A gifted mechanic with a knack for diagnosing engine maladies by ear, Wiggins owned an automobile repair business in Indianapolis. His rep was so strong that both black and white motorists brought their personal cars to him for service. In his spare time, Wiggins crafted his racing cars from junkyard parts at his garage—with no sponsorship dollars whatsoever. His engineering skills were also well known to AAA drivers of the time.

In his spare time, Wiggins crafted his racing cars from junkyard parts at his garage.

In fact, Indycar driver Harry MacQuinn asked Wiggins to loan him a car for a race in Louisville, Kentucky in 1928. “Charlie agreed, on the condition he drives the tuning runs at the speedway himself,” Gould says. “When the white spectators in Louisville saw a black man driving, they mobbed the pits. Arrested for his own protection, Wiggins was charged with speeding.”

Another well-known Indycar pilot, Bill Cummings, surreptitiously hired Wiggins in 1934 to tune his racing car for the 500—having him pose as a janitor to get around Jim Crow laws. Wiggins swept floors during the day and worked on the car at night when nobody was around. Thanks to Wiggins’ prodigious skills, Cummings won and set a track record.

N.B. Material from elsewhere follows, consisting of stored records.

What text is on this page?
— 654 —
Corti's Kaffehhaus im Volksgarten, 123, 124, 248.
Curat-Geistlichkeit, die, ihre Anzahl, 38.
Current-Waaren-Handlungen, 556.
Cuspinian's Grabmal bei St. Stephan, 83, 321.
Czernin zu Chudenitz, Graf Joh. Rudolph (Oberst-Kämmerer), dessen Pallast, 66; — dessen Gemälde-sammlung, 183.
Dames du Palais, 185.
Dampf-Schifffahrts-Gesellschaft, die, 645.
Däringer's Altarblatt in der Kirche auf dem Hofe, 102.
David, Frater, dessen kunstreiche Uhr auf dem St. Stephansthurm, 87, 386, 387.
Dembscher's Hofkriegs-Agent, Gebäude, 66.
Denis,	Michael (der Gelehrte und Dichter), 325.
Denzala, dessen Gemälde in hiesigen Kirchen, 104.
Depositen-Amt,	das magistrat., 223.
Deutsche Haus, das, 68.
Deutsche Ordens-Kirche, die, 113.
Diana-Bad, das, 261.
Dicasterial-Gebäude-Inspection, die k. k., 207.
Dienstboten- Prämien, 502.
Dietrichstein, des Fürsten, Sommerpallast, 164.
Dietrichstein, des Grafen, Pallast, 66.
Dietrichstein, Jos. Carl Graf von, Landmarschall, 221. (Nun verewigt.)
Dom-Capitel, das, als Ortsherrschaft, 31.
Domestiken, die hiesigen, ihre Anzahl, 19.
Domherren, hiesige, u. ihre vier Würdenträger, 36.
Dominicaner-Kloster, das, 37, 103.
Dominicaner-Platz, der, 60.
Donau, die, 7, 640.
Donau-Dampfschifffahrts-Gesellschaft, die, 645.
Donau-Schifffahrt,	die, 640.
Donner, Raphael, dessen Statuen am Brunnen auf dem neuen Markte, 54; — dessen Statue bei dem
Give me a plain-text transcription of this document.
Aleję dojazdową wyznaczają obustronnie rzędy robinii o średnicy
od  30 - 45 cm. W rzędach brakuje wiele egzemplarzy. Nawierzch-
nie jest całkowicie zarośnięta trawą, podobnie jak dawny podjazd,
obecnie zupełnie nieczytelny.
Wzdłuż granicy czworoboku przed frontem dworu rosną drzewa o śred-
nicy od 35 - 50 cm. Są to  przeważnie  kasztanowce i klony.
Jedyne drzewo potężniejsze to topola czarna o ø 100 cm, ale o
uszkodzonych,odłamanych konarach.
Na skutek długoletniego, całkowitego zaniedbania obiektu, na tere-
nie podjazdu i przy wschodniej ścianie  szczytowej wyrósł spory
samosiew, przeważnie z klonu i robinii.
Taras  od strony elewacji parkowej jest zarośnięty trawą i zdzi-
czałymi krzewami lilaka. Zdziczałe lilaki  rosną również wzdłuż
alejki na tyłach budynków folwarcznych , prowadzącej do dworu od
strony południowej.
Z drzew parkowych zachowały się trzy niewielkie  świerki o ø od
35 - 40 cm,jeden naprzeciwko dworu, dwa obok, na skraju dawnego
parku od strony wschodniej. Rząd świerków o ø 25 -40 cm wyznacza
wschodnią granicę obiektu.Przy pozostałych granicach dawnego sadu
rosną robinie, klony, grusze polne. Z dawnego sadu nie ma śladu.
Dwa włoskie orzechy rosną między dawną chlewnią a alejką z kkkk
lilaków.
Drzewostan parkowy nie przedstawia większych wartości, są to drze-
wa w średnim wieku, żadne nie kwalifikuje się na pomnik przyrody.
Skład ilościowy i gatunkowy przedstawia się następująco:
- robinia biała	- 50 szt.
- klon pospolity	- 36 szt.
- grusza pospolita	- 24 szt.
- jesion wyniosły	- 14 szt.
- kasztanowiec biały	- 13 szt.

While the Gold and Glory series survived for 12 years through a variety of ups and downs, its death blow came in 1936, when Wiggins lost his right leg and right eye in a horrific 13-car crash. With its biggest star gone and the Great Depression eroding fans’ disposable income, the series died. Wiggins’ last race was also the Colored Speedway Association’s final event.

Though his racing career was over, Wiggins continued working at his garage and training young mechanics. He finally saw one of his protégés, Sumner “Red” Oliver, become the first official African-American mechanic in Indy 500 history as a member of the 1973 Patrick Racing Team—no broom required. Charlie Wiggins died in 1979.